A startup, fundada por empreendedores chineses e registrada em Cingapura, ganhou rapidamente atenção como uma das plataformas de IA agentic mais fortes do início de 2025. Tal estrutura é típica para empresas chinesas de IA que buscam investimento internacional enquanto mantêm raízes operacionais na China. Seu sistema podia executar autonomamente tarefas complexas multi-etapas em navegadores, editores de código e ambientes de arquivos sem envolvimento humano constante em cada etapa.

Na primavera de 2025, a empresa levantou 75 milhões de dólares da Benchmark, e então se viu no centro de um negócio com a Meta no valor de mais de 2 bilhões de dólares. A Meta, conforme relatado, pretendia encerrar as operações chinesas da Manus e excluir completamente a propriedade chinesa posterior após o fechamento do negócio. A questão-chave para Pequim, julgando por suas ações, não era se a Meta fortalece sua posição no mercado de consumidor chinês, onde seus principais serviços já estão bloqueados de qualquer forma, mas sim o que exatamente cairia sob o controle de uma corporação americana.

O Ministério do Comércio da China lançou uma revisão oficial em janeiro de 2026, examinando-a através da lente de controle de exportação: é considerado uma exportação quando não um produto físico é transferido, mas sim uma equipe, sistema, processos e expertise acumulada dentro de uma organização de origem chinesa. Justamente esse framework torna o caso Manus tão importante. Se o Estado reconhecer que um coletivo de IA em si pode ser uma exportação, então dezenas de startups com estruturas similares caem sob supervisão adicional: fundadores chineses, jurisdição internacional e investidores globais.

Na prática, isso muda as posições de negociação de adquirentes, fundos e fundadores eles mesmos antes da assinatura do contrato. Deste caso emerge uma nova linha vermelha para todo o mercado. O registro em Cingapura ou outra jurisdição externa não garante mais que as autoridades chinesas se absterão de intervir na venda de um negócio para um comprador americano.

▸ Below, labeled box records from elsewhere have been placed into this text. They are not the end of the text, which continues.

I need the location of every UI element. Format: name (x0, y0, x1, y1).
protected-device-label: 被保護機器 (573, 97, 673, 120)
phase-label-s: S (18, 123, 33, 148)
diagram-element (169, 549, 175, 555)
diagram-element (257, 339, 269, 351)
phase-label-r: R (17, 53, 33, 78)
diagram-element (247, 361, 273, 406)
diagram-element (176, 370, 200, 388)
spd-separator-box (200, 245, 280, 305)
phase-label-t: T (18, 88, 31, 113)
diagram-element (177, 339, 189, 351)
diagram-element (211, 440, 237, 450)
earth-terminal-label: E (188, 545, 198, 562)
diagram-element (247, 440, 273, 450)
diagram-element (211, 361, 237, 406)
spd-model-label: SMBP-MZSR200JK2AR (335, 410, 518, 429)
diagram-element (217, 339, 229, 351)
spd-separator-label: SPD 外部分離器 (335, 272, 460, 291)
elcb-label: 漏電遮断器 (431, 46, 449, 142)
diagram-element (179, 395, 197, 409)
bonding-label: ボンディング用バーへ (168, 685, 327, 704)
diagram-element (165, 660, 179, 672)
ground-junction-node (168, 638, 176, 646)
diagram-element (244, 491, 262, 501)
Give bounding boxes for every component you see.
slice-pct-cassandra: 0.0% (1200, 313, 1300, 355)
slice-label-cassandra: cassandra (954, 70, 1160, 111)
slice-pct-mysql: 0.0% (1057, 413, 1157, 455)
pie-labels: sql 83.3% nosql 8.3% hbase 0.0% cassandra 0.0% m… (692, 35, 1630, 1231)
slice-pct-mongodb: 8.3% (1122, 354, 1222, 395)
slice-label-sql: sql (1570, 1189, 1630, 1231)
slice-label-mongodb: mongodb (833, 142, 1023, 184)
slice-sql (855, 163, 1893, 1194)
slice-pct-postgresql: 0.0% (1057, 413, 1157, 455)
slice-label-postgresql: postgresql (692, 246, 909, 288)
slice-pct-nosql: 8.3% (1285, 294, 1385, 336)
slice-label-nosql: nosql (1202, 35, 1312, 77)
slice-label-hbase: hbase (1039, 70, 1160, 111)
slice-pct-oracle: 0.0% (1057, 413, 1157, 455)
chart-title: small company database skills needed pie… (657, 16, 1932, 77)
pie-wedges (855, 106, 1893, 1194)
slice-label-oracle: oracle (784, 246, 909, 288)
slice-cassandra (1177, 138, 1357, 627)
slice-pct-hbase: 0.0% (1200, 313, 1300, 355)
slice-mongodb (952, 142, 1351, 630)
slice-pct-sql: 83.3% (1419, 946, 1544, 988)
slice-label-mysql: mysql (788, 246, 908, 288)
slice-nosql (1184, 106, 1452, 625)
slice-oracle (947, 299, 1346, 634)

Além disso, a história da Manus pode se tornar um caso paradigmático para uma política mais ampla em que empresas de tecnologia chinesas exigiriam aprovação separada para levantamento de capital dos EUA ou para transações de saída. Para a Meta, as consequências são dolorosas mas limitadas: a empresa terá que desfazer a compra ou buscar uma solução legal para quais partes do negócio podem sequer ser preservadas. Para a indústria, a conclusão é mais ampla: negócios de M&A em IA agora devem ser avaliados não apenas por preço, sinergia e riscos antitruste, mas também por como Estados interpretam o movimento de talento, modelos e conhecimento organizacional através de fronteiras.

Quanto mais valiosas as equipes que conseguem construir sistemas de IA autônomos se tornam, mais frequentemente serão consideradas um recurso estratégico em vez de um objeto ordinário de aquisição corporativa.